La verità, magari con la v minuscola, significa innanzitutto l’accertamento dei fatti, e infatti anche nella quarta di copertina si definisce il libro di Albanese «una forte testimonianza civile basata su fatti, accertati, documentati e incontestabili». Ma in realtà nel libro di Albanese i fatti non ci sono. Ci sono al loro posto frasi solenni, altisonanti, scritte apposta per colpire l’immaginazione del lettore, non la sua ragione, come in maniera contraddittoria afferma Roberta De Monticelli, che scrive la postfazione al libro, che è in realtà una lunga perorazione in difesa di quanto affermato da Albanese. Frasi considerate vere solo perché sostenute dalla stessa Albanese (anzi, dalla Relatrice speciale, come la definisce di continuo nella postfazione Roberta De Monticelli, come se questa qualifica la rendesse di per sé più credibile, invece di citarla con il suo semplice cognome). E infatti un ulteriore motivo di imbarazzo è dato dal fatto che in effetti Albanese copre la carica di “Relatrice speciale sui territori palestinesi occupati”.
Questo ruolo dovrebbe consentirle di portare argomenti a favore delle sue tesi che sono in sostanza 1) il diritto dei palestinesi all’autodeterminazione, ma non come conseguenza di un negoziato con Israele: «La questione dell’autodeterminazione palestinese è una precondizione fondamentale, non l’obiettivo finale di qualsiasi pace e di qualsiasi negoziato». 2) La criminalizzazione di Israele. Su questo punto Albanese non è chiara. Non si capisce se la condanna radicale di Israele si riferisce all’occupazione della Cisgiordania, di Gerusalemme Est e di Gaza, conseguenza della guerra del giugno 1967, oppure all’esistenza stessa di Israele, considerata come conseguenza della guerra del 1947/1948.

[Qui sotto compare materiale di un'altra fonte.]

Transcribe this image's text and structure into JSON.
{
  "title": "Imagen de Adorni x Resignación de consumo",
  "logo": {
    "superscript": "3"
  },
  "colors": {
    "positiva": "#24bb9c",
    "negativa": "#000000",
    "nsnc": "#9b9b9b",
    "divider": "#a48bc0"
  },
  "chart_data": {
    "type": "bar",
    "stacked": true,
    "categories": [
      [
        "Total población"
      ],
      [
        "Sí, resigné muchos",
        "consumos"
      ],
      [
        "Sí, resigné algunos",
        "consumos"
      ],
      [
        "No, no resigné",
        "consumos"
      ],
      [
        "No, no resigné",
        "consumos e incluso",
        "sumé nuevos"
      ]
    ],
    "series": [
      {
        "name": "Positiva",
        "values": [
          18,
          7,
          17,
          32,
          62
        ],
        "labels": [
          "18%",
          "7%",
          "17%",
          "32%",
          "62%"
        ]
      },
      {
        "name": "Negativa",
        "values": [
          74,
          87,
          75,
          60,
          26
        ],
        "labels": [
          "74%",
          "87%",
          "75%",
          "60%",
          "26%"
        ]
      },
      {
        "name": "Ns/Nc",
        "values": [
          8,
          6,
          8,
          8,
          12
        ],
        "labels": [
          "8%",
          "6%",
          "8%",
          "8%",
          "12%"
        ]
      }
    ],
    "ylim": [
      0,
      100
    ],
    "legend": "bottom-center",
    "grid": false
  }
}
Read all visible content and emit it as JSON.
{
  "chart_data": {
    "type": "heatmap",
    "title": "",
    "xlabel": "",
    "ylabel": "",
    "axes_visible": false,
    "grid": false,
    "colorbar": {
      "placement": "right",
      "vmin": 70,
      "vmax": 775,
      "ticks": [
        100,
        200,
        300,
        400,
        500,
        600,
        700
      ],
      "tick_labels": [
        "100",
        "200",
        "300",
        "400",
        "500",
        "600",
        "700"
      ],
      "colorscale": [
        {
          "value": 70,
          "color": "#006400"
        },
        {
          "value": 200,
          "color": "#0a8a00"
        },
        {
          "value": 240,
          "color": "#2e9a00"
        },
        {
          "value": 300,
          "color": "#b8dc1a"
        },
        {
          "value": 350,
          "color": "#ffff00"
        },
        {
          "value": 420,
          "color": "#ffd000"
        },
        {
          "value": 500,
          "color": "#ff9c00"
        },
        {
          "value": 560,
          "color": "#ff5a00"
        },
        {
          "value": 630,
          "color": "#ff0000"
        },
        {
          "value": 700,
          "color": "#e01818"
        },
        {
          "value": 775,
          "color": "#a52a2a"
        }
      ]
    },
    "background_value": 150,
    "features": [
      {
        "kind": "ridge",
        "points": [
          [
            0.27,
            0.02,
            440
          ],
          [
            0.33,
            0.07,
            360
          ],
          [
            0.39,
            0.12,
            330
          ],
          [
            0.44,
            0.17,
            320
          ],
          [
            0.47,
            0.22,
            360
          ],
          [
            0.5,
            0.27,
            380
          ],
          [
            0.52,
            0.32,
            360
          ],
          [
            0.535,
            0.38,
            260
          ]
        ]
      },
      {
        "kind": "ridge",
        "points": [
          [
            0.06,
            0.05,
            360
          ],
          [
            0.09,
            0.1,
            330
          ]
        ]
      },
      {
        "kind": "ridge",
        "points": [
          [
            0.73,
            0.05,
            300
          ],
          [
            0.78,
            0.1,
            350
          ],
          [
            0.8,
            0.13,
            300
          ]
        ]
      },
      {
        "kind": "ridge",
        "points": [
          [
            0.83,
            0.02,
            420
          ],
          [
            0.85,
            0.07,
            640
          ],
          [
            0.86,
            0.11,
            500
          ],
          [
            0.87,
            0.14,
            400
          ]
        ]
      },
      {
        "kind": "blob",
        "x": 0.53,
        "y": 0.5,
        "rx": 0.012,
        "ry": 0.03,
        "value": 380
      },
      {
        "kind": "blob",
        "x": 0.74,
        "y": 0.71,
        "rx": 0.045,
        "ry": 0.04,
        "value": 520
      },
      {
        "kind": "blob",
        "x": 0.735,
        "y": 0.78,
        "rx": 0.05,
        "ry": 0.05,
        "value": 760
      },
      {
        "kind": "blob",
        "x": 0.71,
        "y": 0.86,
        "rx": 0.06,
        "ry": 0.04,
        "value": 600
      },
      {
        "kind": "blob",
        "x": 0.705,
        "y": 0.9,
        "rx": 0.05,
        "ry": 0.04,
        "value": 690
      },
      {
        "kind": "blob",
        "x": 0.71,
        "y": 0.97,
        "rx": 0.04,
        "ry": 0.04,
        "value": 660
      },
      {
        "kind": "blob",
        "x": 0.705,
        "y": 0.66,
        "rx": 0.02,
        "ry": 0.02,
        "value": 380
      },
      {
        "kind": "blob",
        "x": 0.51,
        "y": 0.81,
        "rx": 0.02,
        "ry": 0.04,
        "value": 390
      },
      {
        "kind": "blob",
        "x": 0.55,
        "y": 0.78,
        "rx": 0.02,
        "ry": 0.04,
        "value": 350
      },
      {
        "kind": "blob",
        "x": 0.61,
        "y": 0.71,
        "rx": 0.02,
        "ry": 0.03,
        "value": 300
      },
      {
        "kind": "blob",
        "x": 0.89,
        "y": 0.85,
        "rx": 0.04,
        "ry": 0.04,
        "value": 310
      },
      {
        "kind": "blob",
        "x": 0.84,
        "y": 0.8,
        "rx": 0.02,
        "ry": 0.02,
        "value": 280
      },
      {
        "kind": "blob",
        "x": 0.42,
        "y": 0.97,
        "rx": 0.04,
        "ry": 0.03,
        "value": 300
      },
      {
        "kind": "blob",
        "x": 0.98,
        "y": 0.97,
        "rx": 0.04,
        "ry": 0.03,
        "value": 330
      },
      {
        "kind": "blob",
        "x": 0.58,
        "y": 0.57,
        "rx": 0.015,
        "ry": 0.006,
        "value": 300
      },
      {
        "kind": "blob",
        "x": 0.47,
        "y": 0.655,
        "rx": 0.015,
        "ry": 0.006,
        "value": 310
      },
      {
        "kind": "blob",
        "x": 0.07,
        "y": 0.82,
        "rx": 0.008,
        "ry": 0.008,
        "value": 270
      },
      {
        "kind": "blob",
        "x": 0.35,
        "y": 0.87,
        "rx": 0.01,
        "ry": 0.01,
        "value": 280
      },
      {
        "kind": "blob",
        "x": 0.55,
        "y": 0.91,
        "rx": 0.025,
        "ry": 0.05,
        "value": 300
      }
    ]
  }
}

Ma è opportuno tornare sul tema della verità: «L’unico antidoto alla guerra delle narrazioni contrastanti – afferma ancora Albanese – è solo la verità, proclamata con coraggio per mettere le cose in chiaro. Ma per conoscere la verità deve esserci un testimone o narratore della verità. E i testimoni e i raccontatori della verità sono tragicamente messi a tacere oggi, più che in passato». Albanese si considera esplicitamente questa testimone o narratrice della verità, ma riesce difficile accettare la sua affermazione che questi testimoni o narratori della verità e lei stessa siano messi a tacere, tenuto conto proprio del ruolo che lei stessa è stata chiamata a coprire, del libro nel quale le sue tesi sono esposte e l’ampiezza delle reazioni alle tesi stesse.
In realtà Albanese teorizza esplicitamente la sua intenzione di non portare a sostegno delle sue tesi quei “fatti” così frequentemente richiamati a parole: «Nell’ambito del mio mandato, invece di catalogare i crimini commessi da Israele, cerco di esporre la sua naturale evoluzione, le sue intenzioni e il suo impatto, spesso messi a tacere dal discorso pubblico».

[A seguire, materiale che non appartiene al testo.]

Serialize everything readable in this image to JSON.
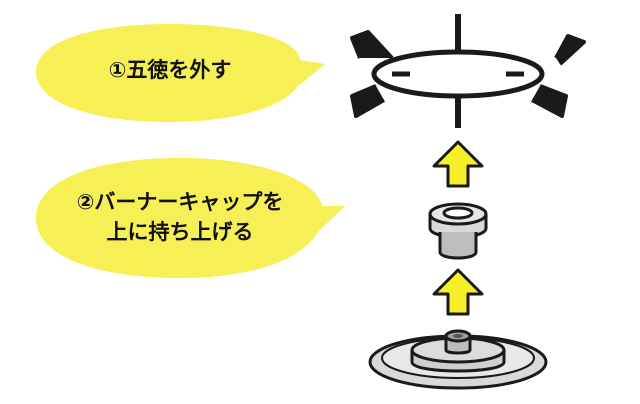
{
  "instructions": {
    "step1": {
      "label": "①五徳を外す"
    },
    "step2": {
      "line1": "②バーナーキャップを",
      "line2": "上に持ち上げる"
    }
  },
  "colors": {
    "bubble": "#f6ef55",
    "arrow": "#f6ef28",
    "outline": "#1a1a1a",
    "plate": "#d9d9d9",
    "cap": "#cfcfcf"
  },
  "icons": {
    "grate": "gotoku-grate-icon",
    "cap": "burner-cap-icon",
    "base": "burner-base-icon",
    "arrow": "up-arrow-icon"
  }
}
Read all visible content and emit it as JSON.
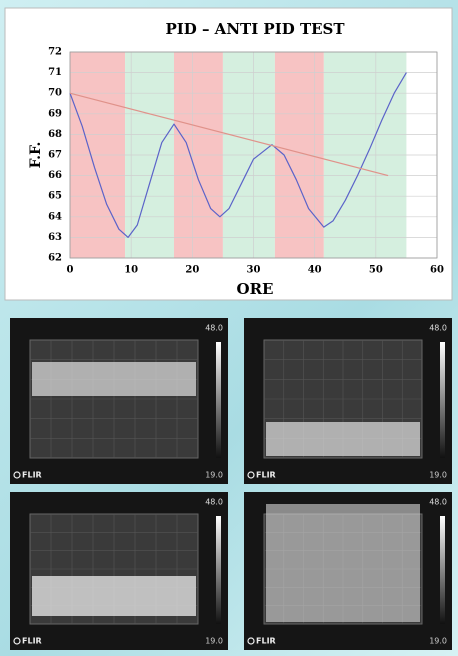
{
  "chart_data": {
    "type": "line",
    "title": "PID – ANTI PID TEST",
    "xlabel": "ORE",
    "ylabel": "F.F.",
    "xlim": [
      0,
      60
    ],
    "xticks": [
      0,
      10,
      20,
      30,
      40,
      50,
      60
    ],
    "ylim": [
      62,
      72
    ],
    "yticks": [
      62,
      63,
      64,
      65,
      66,
      67,
      68,
      69,
      70,
      71,
      72
    ],
    "grid": true,
    "bands": [
      {
        "start": 0,
        "end": 9,
        "color": "#f7c3c3"
      },
      {
        "start": 9,
        "end": 17,
        "color": "#d5efdf"
      },
      {
        "start": 17,
        "end": 25,
        "color": "#f7c3c3"
      },
      {
        "start": 25,
        "end": 33.5,
        "color": "#d5efdf"
      },
      {
        "start": 33.5,
        "end": 41.5,
        "color": "#f7c3c3"
      },
      {
        "start": 41.5,
        "end": 55,
        "color": "#d5efdf"
      }
    ],
    "series": [
      {
        "color": "#5b63c9",
        "x": [
          0,
          2,
          4,
          6,
          8,
          9.5,
          11,
          13,
          15,
          17,
          19,
          21,
          23,
          24.5,
          26,
          28,
          30,
          33,
          35,
          37,
          39,
          41.5,
          43,
          45,
          47,
          49,
          51,
          53,
          55
        ],
        "values": [
          70,
          68.4,
          66.4,
          64.6,
          63.4,
          63,
          63.6,
          65.6,
          67.6,
          68.5,
          67.6,
          65.8,
          64.4,
          64,
          64.4,
          65.6,
          66.8,
          67.5,
          67,
          65.8,
          64.4,
          63.5,
          63.8,
          64.8,
          66,
          67.3,
          68.7,
          70,
          71
        ]
      },
      {
        "color": "#e0928a",
        "x": [
          0,
          52
        ],
        "values": [
          70,
          66
        ]
      }
    ]
  },
  "thermal_images": [
    {
      "max": "48.0",
      "min": "19.0",
      "brand": "FLIR"
    },
    {
      "max": "48.0",
      "min": "19.0",
      "brand": "FLIR"
    },
    {
      "max": "48.0",
      "min": "19.0",
      "brand": "FLIR"
    },
    {
      "max": "48.0",
      "min": "19.0",
      "brand": "FLIR"
    }
  ]
}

Non è possibile seguire Albanese in dettaglio perché richiederebbe una lunga, anche se non inutile, riflessione sulle sue affermazioni, caratterizzate da frasi altisonanti mai seguite da una esposizione dei fatti sui quali afferma di basarsi. Può essere comunque utile, a mo’ di esempio, ricordare che in conclusione dei sette capitoli di cui si compone il suo libro, Albanese sferra un duro attacco alla definizione di antisemitismo elaborata dall’IHRA (International Holocaust Remembrance Alliance), organizzazione intergovernativa formata da 35 Paesi, considerandola «strumento pericolosissimo per la libertà di espressione».